Marketing: Marketing and Sales
Now you have to show how you are going to manage to access the market potential that you have detected. In short, how much market share are you going to get.
You have to describe what is your distribution policy is going to be, in which sales channels you will be present and why, and how are you going to make your product or service known to your clients—how you are going to make them see the true value that your products or services bring them and in what period of time you be able to do it. This is the point at which you will define the pricing strategy, how do you intend to differentiate yourself from your competition. You will also have to develop your promotion and communication plan.
Indicate how the business will work on a day-to-day basis and what internal resources you will need for it, the flow of operation until the sale of a product or service, the R&D, social policies, or possible alliances you plan to undertake.
A reminder of the Relevant Hypotheses that support the plan
Prior to introducing monetary projections, it is a smart thought to remind financial specialists of the primary speculations and affirm the rationale of the plan of action. This includes how the proposed product or service responds to a detected opportunity, a need not satisfactorily covered, what resources are needed (marketing, equipment, finance, and production) and what are the main risks. At this point, you can preview the information that follows and perform a list of those elements that will generate your income or those resources that involve the main costs.

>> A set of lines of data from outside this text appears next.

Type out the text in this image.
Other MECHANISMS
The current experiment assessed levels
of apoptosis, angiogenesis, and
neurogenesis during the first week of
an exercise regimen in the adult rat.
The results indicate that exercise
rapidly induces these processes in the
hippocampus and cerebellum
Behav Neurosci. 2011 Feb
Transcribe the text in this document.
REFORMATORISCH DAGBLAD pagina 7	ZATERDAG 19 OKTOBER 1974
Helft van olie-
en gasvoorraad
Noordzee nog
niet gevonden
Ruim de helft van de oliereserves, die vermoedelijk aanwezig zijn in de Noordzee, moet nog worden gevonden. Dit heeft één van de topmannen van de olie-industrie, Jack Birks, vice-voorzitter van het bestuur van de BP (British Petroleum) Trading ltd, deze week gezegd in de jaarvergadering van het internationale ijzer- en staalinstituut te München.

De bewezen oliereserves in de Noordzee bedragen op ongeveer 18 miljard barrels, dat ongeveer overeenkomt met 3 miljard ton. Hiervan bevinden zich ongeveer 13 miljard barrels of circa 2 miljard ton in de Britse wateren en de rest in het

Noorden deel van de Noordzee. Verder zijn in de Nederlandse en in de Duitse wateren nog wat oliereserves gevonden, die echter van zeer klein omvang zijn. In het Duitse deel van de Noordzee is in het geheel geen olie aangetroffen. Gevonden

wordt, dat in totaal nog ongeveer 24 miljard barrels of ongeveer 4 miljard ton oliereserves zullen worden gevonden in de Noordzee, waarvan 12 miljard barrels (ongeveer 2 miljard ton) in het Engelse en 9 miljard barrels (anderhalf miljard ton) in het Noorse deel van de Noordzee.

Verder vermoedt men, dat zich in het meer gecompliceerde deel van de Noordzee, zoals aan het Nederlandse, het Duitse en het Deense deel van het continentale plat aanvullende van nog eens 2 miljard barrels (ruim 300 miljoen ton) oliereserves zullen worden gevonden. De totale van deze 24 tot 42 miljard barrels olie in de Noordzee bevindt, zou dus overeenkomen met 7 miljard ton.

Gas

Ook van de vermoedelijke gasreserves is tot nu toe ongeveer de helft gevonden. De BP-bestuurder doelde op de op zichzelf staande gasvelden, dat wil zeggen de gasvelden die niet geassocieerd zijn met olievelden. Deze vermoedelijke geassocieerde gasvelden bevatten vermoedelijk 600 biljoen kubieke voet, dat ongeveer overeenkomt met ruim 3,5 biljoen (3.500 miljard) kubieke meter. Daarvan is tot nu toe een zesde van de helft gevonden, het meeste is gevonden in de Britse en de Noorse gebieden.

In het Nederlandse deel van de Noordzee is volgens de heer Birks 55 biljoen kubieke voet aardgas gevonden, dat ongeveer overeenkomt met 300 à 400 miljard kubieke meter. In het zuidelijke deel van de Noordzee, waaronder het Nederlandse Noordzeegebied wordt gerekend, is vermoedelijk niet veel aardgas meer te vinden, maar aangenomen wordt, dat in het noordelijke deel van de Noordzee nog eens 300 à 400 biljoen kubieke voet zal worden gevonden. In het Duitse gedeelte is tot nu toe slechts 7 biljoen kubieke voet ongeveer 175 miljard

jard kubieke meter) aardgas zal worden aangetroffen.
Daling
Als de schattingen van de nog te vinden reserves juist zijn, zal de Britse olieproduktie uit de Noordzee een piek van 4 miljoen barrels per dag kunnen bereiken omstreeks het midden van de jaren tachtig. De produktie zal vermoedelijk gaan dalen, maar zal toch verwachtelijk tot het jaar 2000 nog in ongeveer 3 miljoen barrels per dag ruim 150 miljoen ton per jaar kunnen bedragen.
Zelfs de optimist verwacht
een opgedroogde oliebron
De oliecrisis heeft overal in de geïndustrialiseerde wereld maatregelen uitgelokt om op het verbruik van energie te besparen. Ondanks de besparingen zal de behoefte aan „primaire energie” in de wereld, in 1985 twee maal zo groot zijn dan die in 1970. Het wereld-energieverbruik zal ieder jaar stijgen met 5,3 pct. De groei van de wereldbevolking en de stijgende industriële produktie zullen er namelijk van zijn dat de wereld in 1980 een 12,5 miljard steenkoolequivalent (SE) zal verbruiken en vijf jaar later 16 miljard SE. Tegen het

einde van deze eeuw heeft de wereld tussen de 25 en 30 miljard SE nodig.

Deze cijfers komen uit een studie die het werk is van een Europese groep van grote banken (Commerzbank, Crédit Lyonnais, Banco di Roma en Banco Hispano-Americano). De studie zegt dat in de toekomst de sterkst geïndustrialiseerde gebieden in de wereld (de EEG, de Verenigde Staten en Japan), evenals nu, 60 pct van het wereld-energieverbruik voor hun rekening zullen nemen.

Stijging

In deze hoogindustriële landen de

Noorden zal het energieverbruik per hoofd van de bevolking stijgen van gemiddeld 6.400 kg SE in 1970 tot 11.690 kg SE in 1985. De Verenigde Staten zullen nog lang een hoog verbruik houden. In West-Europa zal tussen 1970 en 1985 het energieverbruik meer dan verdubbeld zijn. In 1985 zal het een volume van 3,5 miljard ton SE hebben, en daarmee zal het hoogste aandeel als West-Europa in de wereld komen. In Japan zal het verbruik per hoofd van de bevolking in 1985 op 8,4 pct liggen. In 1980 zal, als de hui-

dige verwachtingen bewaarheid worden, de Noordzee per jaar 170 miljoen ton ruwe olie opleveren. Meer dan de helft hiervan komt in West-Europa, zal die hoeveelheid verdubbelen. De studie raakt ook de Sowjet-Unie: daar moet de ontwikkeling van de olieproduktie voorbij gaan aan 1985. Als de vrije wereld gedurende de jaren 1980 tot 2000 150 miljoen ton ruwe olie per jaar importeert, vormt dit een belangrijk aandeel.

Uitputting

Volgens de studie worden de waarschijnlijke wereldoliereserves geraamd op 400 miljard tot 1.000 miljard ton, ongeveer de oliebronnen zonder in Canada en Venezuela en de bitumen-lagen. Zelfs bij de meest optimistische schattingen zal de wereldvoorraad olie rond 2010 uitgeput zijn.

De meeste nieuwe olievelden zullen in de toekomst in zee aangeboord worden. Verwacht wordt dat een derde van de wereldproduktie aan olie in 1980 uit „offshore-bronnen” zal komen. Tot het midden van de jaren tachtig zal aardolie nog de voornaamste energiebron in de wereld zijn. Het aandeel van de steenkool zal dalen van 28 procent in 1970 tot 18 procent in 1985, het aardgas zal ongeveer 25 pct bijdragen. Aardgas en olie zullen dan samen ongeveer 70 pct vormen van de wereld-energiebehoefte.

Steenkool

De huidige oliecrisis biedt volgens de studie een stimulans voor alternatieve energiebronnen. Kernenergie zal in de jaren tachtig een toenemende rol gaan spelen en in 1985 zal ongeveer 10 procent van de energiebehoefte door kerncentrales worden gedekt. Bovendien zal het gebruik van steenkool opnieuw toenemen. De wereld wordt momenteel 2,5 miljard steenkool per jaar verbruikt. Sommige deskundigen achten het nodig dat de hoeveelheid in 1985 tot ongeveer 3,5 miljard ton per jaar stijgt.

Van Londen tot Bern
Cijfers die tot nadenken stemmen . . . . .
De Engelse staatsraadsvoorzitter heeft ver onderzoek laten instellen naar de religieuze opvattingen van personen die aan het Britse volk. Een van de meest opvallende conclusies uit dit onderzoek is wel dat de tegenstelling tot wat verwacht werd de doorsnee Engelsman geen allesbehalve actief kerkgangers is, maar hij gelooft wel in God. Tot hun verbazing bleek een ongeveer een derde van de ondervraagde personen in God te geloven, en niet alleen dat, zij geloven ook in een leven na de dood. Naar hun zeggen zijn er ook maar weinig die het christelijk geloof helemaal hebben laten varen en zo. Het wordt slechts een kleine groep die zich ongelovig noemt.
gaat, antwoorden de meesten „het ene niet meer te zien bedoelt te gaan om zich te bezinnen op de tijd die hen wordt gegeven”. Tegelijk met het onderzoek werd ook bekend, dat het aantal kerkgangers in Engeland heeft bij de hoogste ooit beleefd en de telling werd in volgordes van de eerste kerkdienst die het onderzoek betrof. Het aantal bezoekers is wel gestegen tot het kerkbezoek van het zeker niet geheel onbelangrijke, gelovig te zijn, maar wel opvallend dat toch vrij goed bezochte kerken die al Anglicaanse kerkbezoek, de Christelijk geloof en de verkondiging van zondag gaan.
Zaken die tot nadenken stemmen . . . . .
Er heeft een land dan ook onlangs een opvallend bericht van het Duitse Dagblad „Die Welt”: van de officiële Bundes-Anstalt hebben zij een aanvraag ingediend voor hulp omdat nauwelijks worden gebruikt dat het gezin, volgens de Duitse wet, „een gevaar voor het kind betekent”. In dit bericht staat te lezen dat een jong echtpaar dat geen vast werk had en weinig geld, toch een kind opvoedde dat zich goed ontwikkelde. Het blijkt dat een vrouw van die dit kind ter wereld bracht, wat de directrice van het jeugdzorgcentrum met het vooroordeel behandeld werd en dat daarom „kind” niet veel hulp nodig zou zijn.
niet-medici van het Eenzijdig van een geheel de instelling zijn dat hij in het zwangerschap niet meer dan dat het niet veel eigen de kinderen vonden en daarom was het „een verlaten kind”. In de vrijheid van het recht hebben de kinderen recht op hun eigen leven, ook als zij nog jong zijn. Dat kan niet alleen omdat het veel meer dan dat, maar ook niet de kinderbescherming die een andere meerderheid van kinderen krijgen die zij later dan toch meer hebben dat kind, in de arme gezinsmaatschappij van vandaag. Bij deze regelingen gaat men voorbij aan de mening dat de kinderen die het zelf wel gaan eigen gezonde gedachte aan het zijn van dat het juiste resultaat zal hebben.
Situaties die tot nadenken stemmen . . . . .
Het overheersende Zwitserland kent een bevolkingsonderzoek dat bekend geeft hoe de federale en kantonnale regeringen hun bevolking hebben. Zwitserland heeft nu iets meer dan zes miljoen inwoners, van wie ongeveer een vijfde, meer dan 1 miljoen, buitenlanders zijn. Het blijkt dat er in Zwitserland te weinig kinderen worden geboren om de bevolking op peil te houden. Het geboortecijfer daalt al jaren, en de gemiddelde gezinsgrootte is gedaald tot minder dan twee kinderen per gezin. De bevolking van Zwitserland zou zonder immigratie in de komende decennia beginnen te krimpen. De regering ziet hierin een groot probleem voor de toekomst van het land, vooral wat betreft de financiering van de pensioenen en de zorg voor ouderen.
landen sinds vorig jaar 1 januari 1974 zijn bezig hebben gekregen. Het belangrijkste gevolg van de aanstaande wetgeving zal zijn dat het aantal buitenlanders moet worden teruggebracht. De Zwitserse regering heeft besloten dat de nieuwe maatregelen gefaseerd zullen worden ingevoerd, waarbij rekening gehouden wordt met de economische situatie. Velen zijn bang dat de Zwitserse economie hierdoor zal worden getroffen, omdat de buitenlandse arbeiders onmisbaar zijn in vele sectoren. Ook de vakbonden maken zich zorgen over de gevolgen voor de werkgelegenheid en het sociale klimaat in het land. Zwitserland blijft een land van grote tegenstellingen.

Our financial projections have to be realistic and show the potential for business growth. All hypotheses have to be justified and consistent with the previous analysis that you have done in the market in which you operate. As long as possible, ask help for someone who specialized in finance to assist you with the financial projection that can ensure that your model is balanced. Prepare projections for the next three to five years: the operating accounts and the cash flows for each of the different lines of business of the company. The cash flow projections allow you to plan your liquidity needs (payment of salaries, interest payments on a loan, and payments to suppliers) so that you can prepare to avoid the risk of insolvency.
Your balance sheet and income statement will allow the investor to verify that their money will be profitable throughout the entire period of the operation. Check the critical aspects of your business and its effect on the company’s accounts. What happens if the turnover decreases 10% of the expected? What happens if the suppliers raise prices by 5%? How does working capital evolve? What are the possible levels of admitted debt? What is the maximum sustainable debt/equity ratio? If the company is already operating, we need to report on the financial history of the company in order to give greater credibility to the projections.

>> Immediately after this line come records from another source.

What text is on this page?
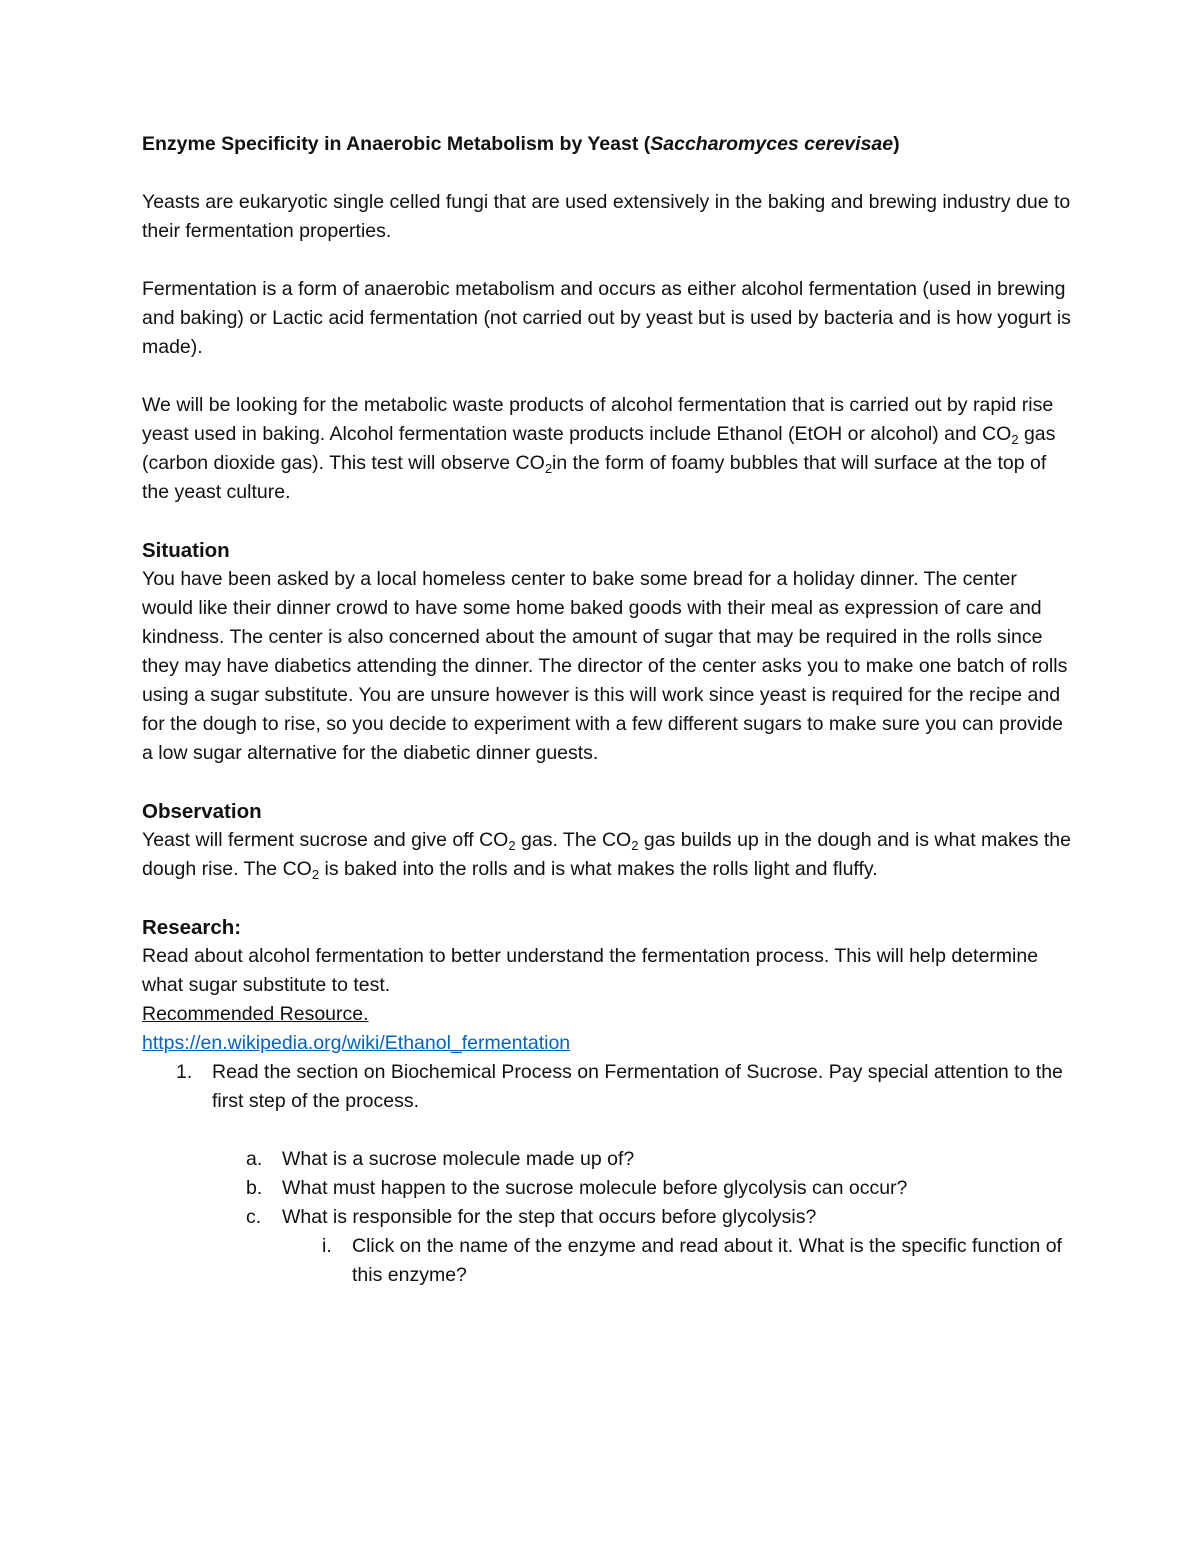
Enzyme Specificity in Anaerobic Metabolism by Yeast (Saccharomyces cerevisae)

Yeasts are eukaryotic single celled fungi that are used extensively in the baking and brewing industry due to their fermentation properties.

Fermentation is a form of anaerobic metabolism and occurs as either alcohol fermentation (used in brewing and baking) or Lactic acid fermentation (not carried out by yeast but is used by bacteria and is how yogurt is made).

We will be looking for the metabolic waste products of alcohol fermentation that is carried out by rapid rise yeast used in baking. Alcohol fermentation waste products include Ethanol (EtOH or alcohol) and $CO_2$ gas (carbon dioxide gas). This test will observe $CO_2in$ the form of foamy bubbles that will surface at the top of the yeast culture.

Situation

You have been asked by a local homeless center to bake some bread for a holiday dinner. The center would like their dinner crowd to have some home baked goods with their meal as expression of care and kindness. The center is also concerned about the amount of sugar that may be required in the rolls since they may have diabetics attending the dinner. The director of the center asks you to make one batch of rolls using a sugar substitute. You are unsure however is this will work since yeast is required for the recipe and for the dough to rise, so you decide to experiment with a few different sugars to make sure you can provide a low sugar alternative for the diabetic dinner guests.

Observation

Yeast will ferment sucrose and give off $CO_2$ gas. The $CO_2$ gas builds up in the dough and is what makes the dough rise. The $CO_2$ is baked into the rolls and is what makes the rolls light and fluffy.

Research:
Read about alcohol fermentation to better understand the fermentation process. This will help determine what sugar substitute to test.
Recommended Resource.
https://en.wikipedia.org/wiki/Ethanol_fermentation
1. Read the section on Biochemical Process on Fermentation of Sucrose. Pay special attention to the first step of the process.
a. What is a sucrose molecule made up of?
b. What must happen to the sucrose molecule before glycolysis can occur?
c. What is responsible for the step that occurs before glycolysis?
i. Click on the name of the enzyme and read about it. What is the specific function of this enzyme?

Lastly, don’t forget that investment analysts are experts at reading balance sheets and bank accounts.
They will quickly realize if your financial projections are realistic or not. The projections will serve to check if the business plan is progressing as it was planned.

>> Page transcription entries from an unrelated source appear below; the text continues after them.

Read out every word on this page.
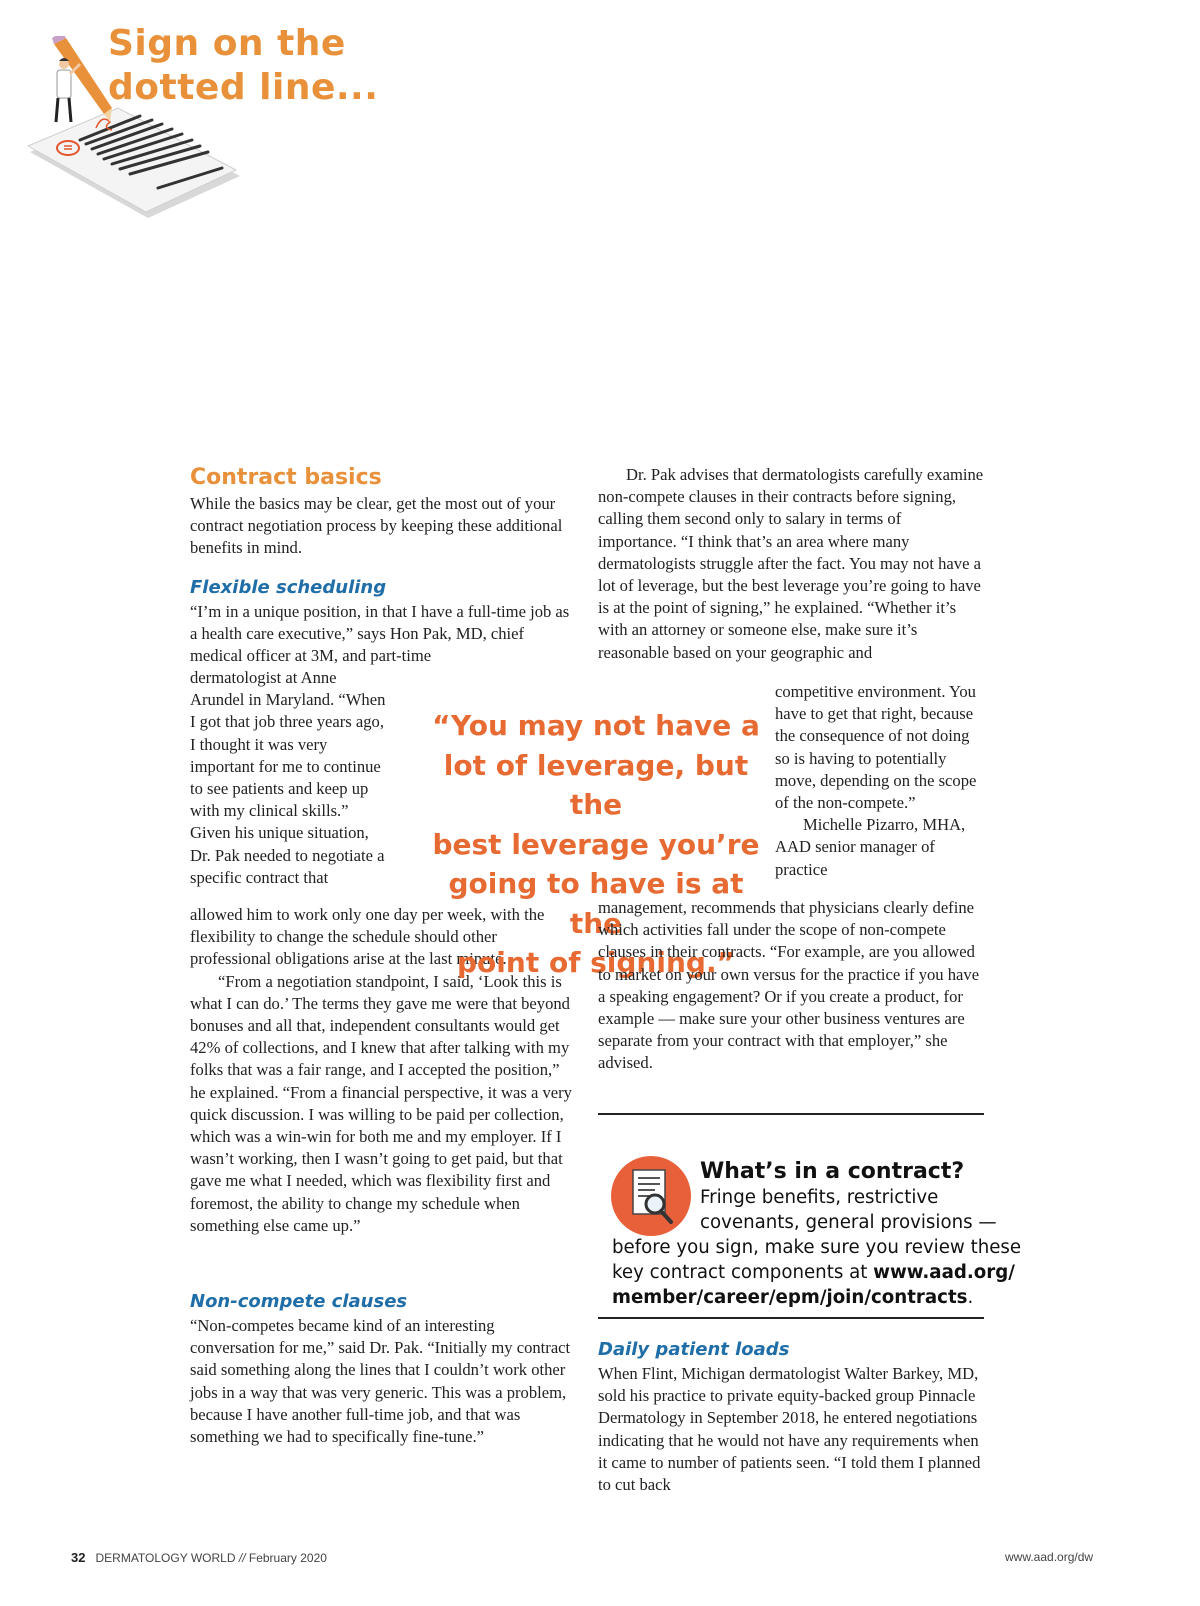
Sign on the
dotted line...
Contract basics

While the basics may be clear, get the most out of your contract negotiation process by keeping these additional benefits in mind.

Flexible scheduling

“I’m in a unique position, in that I have a full-time job as a health care executive,” says Hon Pak, MD, chief medical officer at 3M, and part-time

dermatologist at Anne Arundel in Maryland. “When I got that job three years ago, I thought it was very important for me to continue to see patients and keep up with my clinical skills.” Given his unique situation, Dr. Pak needed to negotiate a specific contract that

allowed him to work only one day per week, with the flexibility to change the schedule should other professional obligations arise at the last minute.

“From a negotiation standpoint, I said, ‘Look this is what I can do.’ The terms they gave me were that beyond bonuses and all that, independent consultants would get 42% of collections, and I knew that after talking with my folks that was a fair range, and I accepted the position,” he explained. “From a financial perspective, it was a very quick discussion. I was willing to be paid per collection, which was a win-win for both me and my employer. If I wasn’t working, then I wasn’t going to get paid, but that gave me what I needed, which was flexibility first and foremost, the ability to change my schedule when something else came up.”

Non-compete clauses

“Non-competes became kind of an interesting conversation for me,” said Dr. Pak. “Initially my contract said something along the lines that I couldn’t work other jobs in a way that was very generic. This was a problem, because I have another full-time job, and that was something we had to specifically fine-tune.”

“You may not have a
lot of leverage, but the
best leverage you’re
going to have is at the
point of signing.”

Dr. Pak advises that dermatologists carefully examine non-compete clauses in their contracts before signing, calling them second only to salary in terms of importance. “I think that’s an area where many dermatologists struggle after the fact. You may not have a lot of leverage, but the best leverage you’re going to have is at the point of signing,” he explained. “Whether it’s with an attorney or someone else, make sure it’s reasonable based on your geographic and

competitive environment. You have to get that right, because the consequence of not doing so is having to potentially move, depending on the scope of the non-compete.”

Michelle Pizarro, MHA, AAD senior manager of practice

management, recommends that physicians clearly define which activities fall under the scope of non-compete clauses in their contracts. “For example, are you allowed to market on your own versus for the practice if you have a speaking engagement? Or if you create a product, for example — make sure your other business ventures are separate from your contract with that employer,” she advised.

What’s in a contract?
Fringe benefits, restrictive
covenants, general provisions —
before you sign, make sure you review these
key contract components at www.aad.org/
member/career/epm/join/contracts.
Daily patient loads

When Flint, Michigan dermatologist Walter Barkey, MD, sold his practice to private equity-backed group Pinnacle Dermatology in September 2018, he entered negotiations indicating that he would not have any requirements when it came to number of patients seen. “I told them I planned to cut back

32 DERMATOLOGY WORLD // February 2020	www.aad.org/dw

Financial projections determine capital needs. It allows us in a way easier, to determine which financing methods we are interested in using: venture capital, bank loans, business angels, or any other. Establish how you will use the capital raised, what are the priorities, when it will be needed to disburse the money, and what will be the capital structure before and after each operation investment.
Indicate, according to your financial projections, when will the investor will be able to divest and recover the principal and capital gains derived from the operation.
Therefore, it is really important to properly write a business plan. As mentioned above, a business plan serves as an important tool to help entrepreneurs like you to achieve short-term and long-term objectives– and help you make your business idea come into reality.